The World Health Organization estimates that the lifetime prevalence for PTSD worldwide is between 0.3% and 6.1% of the population.
Beyond Care is looking to expand their product to help those struggling with different types of PTSD. Barbara Rothbaum is a professor at Emory University Medical School in Atlanta working in Psychiatry and Behavioural Sciences and has taken the Bravemind platform and created scenarios to help those suffering after sexual assaults in the military.
Using environments like an alley outside of a bar, a latrine, a closed-door office, and others, Rothbaum hopes to help assault survivors access the memories of the attack and then begin to work through their feelings and anxiety.
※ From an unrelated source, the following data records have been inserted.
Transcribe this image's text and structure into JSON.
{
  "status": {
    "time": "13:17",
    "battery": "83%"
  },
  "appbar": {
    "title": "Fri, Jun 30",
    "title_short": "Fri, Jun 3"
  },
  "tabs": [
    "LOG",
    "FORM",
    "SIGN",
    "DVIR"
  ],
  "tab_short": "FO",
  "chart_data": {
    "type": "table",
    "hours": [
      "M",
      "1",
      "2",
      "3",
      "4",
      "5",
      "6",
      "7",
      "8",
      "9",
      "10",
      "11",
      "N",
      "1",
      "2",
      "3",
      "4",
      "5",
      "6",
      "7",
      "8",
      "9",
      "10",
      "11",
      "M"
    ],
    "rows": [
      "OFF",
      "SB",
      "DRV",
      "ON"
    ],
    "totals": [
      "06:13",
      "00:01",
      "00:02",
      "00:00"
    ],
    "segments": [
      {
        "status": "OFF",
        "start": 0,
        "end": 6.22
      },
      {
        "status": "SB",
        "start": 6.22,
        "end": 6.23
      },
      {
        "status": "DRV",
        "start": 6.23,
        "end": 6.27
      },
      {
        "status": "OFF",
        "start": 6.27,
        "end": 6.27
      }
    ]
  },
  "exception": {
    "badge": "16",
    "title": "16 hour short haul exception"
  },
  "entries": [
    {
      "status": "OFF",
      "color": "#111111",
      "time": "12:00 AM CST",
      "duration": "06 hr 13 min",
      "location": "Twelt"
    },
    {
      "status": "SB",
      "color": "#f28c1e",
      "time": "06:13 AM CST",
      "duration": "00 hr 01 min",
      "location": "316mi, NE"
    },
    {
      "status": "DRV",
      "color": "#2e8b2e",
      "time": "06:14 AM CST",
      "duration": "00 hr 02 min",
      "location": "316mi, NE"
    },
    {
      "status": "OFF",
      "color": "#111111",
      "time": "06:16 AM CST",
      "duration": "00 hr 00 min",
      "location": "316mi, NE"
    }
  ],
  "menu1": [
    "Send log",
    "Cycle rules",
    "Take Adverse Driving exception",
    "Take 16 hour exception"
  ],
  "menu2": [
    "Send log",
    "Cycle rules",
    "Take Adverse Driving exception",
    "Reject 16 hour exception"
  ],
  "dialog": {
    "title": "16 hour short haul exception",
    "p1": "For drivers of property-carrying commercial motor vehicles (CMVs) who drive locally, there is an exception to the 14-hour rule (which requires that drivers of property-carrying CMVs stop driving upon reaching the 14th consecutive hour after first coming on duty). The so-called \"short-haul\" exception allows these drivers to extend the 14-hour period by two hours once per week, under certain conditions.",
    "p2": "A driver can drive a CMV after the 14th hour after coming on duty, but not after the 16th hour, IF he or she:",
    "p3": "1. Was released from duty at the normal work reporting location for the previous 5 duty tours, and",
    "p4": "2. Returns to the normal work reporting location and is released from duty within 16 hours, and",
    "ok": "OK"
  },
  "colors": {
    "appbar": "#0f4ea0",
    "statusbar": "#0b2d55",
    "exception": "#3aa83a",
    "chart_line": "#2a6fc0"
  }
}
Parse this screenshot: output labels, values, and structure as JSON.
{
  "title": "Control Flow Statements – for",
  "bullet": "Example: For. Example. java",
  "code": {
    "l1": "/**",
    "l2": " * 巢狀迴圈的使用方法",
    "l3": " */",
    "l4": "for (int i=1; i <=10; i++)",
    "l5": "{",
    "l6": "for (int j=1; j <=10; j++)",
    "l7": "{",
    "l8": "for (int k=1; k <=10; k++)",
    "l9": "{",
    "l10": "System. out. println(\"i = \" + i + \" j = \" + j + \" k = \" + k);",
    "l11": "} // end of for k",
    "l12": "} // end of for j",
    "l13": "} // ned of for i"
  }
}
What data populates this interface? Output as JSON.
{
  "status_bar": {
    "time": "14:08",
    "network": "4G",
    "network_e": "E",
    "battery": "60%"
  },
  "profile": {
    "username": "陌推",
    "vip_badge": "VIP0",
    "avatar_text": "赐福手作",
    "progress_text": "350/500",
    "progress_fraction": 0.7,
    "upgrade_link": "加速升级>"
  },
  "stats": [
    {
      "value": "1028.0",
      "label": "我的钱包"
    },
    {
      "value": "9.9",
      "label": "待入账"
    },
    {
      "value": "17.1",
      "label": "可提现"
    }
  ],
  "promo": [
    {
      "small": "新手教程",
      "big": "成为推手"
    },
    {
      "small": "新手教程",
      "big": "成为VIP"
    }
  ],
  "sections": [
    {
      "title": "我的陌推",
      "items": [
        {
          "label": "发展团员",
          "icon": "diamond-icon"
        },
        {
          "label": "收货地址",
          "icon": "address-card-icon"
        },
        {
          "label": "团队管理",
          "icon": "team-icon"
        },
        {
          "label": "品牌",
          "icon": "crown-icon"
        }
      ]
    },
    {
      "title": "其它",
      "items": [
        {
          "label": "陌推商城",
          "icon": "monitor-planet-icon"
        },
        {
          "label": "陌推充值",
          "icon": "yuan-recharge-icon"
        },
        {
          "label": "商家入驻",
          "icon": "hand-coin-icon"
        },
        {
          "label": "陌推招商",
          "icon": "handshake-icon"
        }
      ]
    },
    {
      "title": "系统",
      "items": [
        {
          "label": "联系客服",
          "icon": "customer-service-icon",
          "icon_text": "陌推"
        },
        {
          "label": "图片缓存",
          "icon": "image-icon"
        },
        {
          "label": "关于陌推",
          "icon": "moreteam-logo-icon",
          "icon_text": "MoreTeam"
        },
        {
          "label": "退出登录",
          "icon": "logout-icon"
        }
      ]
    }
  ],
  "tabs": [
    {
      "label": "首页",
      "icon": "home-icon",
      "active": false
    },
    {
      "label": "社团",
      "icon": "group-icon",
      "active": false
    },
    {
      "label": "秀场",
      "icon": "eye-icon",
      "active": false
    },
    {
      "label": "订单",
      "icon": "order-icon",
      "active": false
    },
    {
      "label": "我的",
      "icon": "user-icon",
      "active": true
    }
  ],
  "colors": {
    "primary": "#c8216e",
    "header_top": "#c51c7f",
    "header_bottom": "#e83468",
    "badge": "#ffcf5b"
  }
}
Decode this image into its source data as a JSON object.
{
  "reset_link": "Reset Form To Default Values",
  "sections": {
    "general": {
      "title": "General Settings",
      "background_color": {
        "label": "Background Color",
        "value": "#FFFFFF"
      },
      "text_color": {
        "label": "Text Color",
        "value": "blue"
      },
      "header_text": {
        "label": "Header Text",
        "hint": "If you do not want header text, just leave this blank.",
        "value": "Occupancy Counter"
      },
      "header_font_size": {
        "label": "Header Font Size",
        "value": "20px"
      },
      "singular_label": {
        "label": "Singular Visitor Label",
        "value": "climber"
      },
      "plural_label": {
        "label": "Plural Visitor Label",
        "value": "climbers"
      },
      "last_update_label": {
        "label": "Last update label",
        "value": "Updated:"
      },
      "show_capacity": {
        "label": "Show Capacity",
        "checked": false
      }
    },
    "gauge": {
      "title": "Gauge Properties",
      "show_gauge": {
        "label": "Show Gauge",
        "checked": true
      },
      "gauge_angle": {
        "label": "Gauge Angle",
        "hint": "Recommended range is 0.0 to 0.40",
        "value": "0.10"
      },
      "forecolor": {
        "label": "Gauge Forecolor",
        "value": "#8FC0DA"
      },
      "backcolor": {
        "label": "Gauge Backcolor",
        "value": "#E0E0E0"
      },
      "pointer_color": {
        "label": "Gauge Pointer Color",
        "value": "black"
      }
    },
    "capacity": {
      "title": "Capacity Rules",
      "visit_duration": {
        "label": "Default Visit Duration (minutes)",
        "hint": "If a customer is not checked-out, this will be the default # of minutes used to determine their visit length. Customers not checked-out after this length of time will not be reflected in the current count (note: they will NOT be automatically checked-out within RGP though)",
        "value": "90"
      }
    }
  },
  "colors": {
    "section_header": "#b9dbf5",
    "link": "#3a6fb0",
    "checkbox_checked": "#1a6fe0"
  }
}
She also notes that she chose to never show an assailant for two reasons: it would be ‘inherently scary’ to show an aggressor and wouldn’t be helpful for working through the trauma, and if the program showed an assailant that didn’t match the description of the person who had attacked the patient it would take them out of the experience. Often, the scene alone is enough to create tension and allow patients to work on their feelings.
Another group called Tusmorke is approaching sexual assault from another angle. More of a game with a storyline, Tusmorke’s Autumn takes the player through the months after the main character’s sexual assault by going through different seasons. The story is told backwards, starting with summer and recovery, spring dealing with other people’s judgment and feelings of shame, winter with isolation and depression, and autumn is when the attack occurs.
Marta, one of the creators of the game, came up with the concept after trying to explain her feelings of fear and anxiety after escaping an attack to her male friends and seeing that it wasn’t clicking for them.
Sexual assault happens to one in four women in the United States, and is a serious issue across the world. While games like this may not be conventionally used for treating PTSD from sexual assault, they can be helpful in spreading awareness.
PTSD can have a debilitating and lasting effect on victims, but with the help of virtual reality therapy, patients are finding ways to better deal with their feelings of anxiety and depression.